US company Aveum launched the first stage of the satellite launch system, the unmanned aerial vehicle Ravn X, on a live broadcast on Youtube. The design resembling Loyal Wingman UAVs at first glance drew attention. Aveum introduced the Ravn X as a fully autonomous and reusable system with a short take-off distance (1 mile ~ 1.6 km), as well as a vehicle aimed at carrying payloads to Low Earth Orbit.
Skylus, previously working as an engineer for NASA and Boeing, said the Ravn X landed 30-80 minutes following take-off.
Ravn X will launch payloads of 100 to 500 kg into low-orbit. In the first stage, the drone will rise to a certain altitude (30,000-60,000 feet) and then complete the second stage for payload. The second stage will launch the payload to orbit with its own jet engine (using Jet-A fuel).
In the presentation, Jay Skylus, founder and CEO of Aevum, said, “We will begin to conduct the tests required for airworthiness and launch licenses. We expect Ravn X to be operational 18 months after meeting the necessary regulations.”

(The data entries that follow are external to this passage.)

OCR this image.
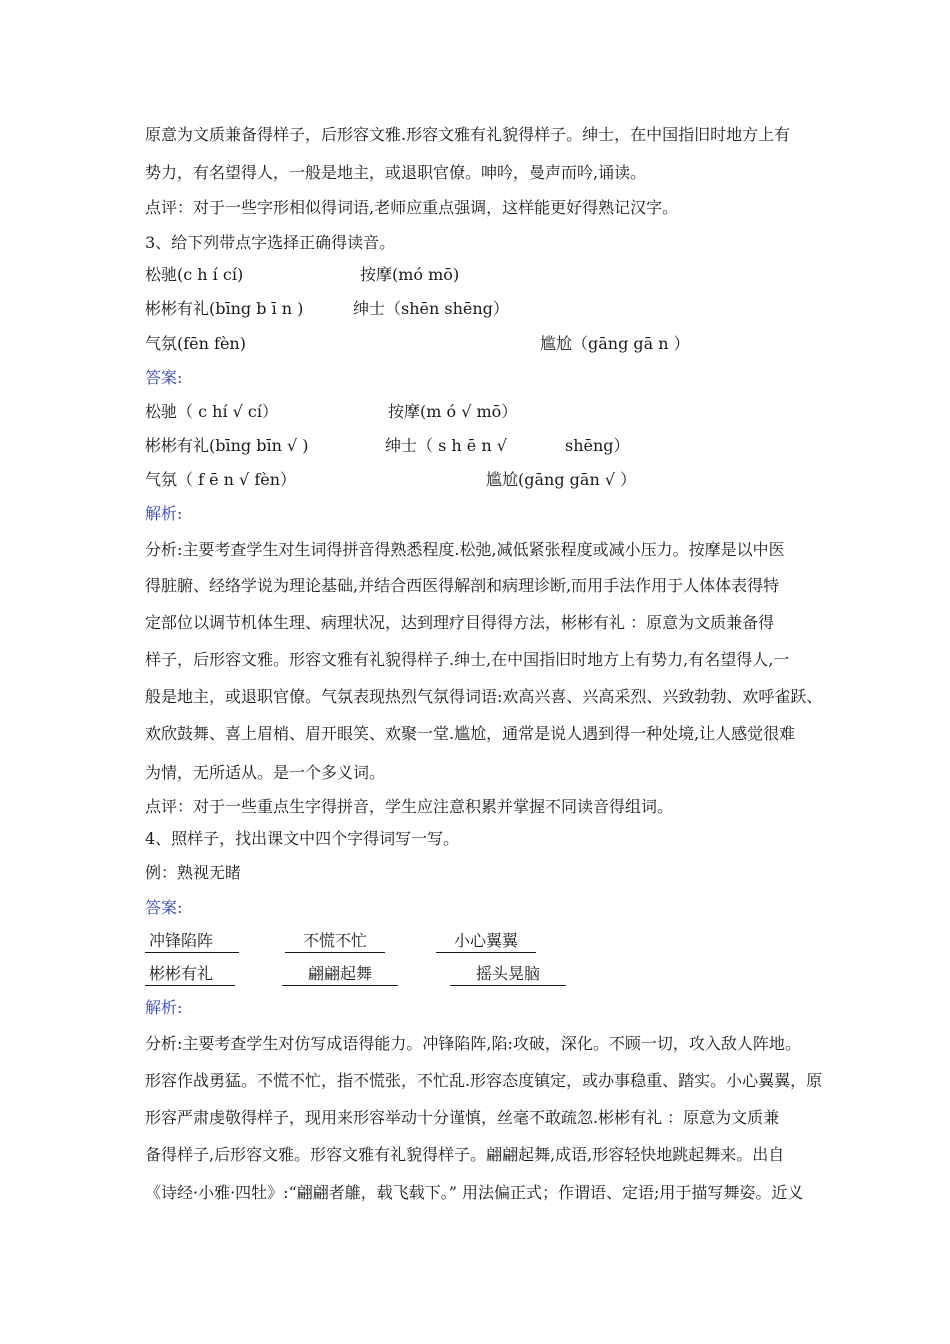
原意为文质兼备得样子，后形容文雅.形容文雅有礼貌得样子。绅士，在中国指旧时地方上有
势力，有名望得人，一般是地主，或退职官僚。呻吟，曼声而吟,诵读。
点评：对于一些字形相似得词语,老师应重点强调，这样能更好得熟记汉字。
3、给下列带点字选择正确得读音。
松驰(c h í cí)	按摩(mó mō)
彬彬有礼(bīng b ī n )	绅士（shēn shēng）
气氛(fēn fèn)	尴尬（gāng gā n ）
答案:
松驰（ c hí √ cí）	按摩(m ó √ mō）
彬彬有礼(bīng bīn √ )	绅士（ s h ē n √	shēng）
气氛（ f ē n √ fèn）	尴尬(gāng gān √ ）
解析:
分析:主要考查学生对生词得拼音得熟悉程度.松弛,减低紧张程度或减小压力。按摩是以中医
得脏腑、经络学说为理论基础,并结合西医得解剖和病理诊断,而用手法作用于人体体表得特
定部位以调节机体生理、病理状况，达到理疗目得得方法，彬彬有礼 ：原意为文质兼备得
样子，后形容文雅。形容文雅有礼貌得样子.绅士,在中国指旧时地方上有势力,有名望得人,一
般是地主，或退职官僚。气氛表现热烈气氛得词语:欢高兴喜、兴高采烈、兴致勃勃、欢呼雀跃、
欢欣鼓舞、喜上眉梢、眉开眼笑、欢聚一堂.尴尬，通常是说人遇到得一种处境,让人感觉很难
为情，无所适从。是一个多义词。
点评：对于一些重点生字得拼音，学生应注意积累并掌握不同读音得组词。
4、照样子，找出课文中四个字得词写一写。
例：熟视无睹
答案:
冲锋陷阵	不慌不忙	小心翼翼
彬彬有礼	翩翩起舞	摇头晃脑
解析:
分析:主要考查学生对仿写成语得能力。冲锋陷阵,陷:攻破，深化。不顾一切，攻入敌人阵地。
形容作战勇猛。不慌不忙，指不慌张，不忙乱.形容态度镇定，或办事稳重、踏实。小心翼翼，原
形容严肃虔敬得样子，现用来形容举动十分谨慎，丝毫不敢疏忽.彬彬有礼 ：原意为文质兼
备得样子,后形容文雅。形容文雅有礼貌得样子。翩翩起舞,成语,形容轻快地跳起舞来。出自
《诗经·小雅·四牡》:“翩翩者鵻，载飞载下。” 用法偏正式；作谓语、定语;用于描写舞姿。近义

Ravn X, with a take-off weight of 25,000 kg, has a wingspan of 18.3 meters and a body length of 24 meters. Entering contracts with the US Air Force and the Pentagon, Aveum is one of eight companies that have contracts for orbit launches by the Space Force.
Skylus said that they wanted to be a part of the launches, costing 5-7 million dollars, 8-10 times a year.
Ravn X’s first mission will be the US Space Force’s ASLON-45. In fact, a $4.9 million contract was signed with Vector Launch company in 2019 for this mission. However, it was announced that the company was later withdrawn for financial reasons. The mission is aimed to be completed in 2021.
The first stage engine was run, according to the flight data recorded during the live demonstration on Youtube.
Aevum is not the first company to develop a satellite launch system. Northrop Grumman’s Pegasus rocket upgraded multiple satellites. However, these systems were run in manned aircraft.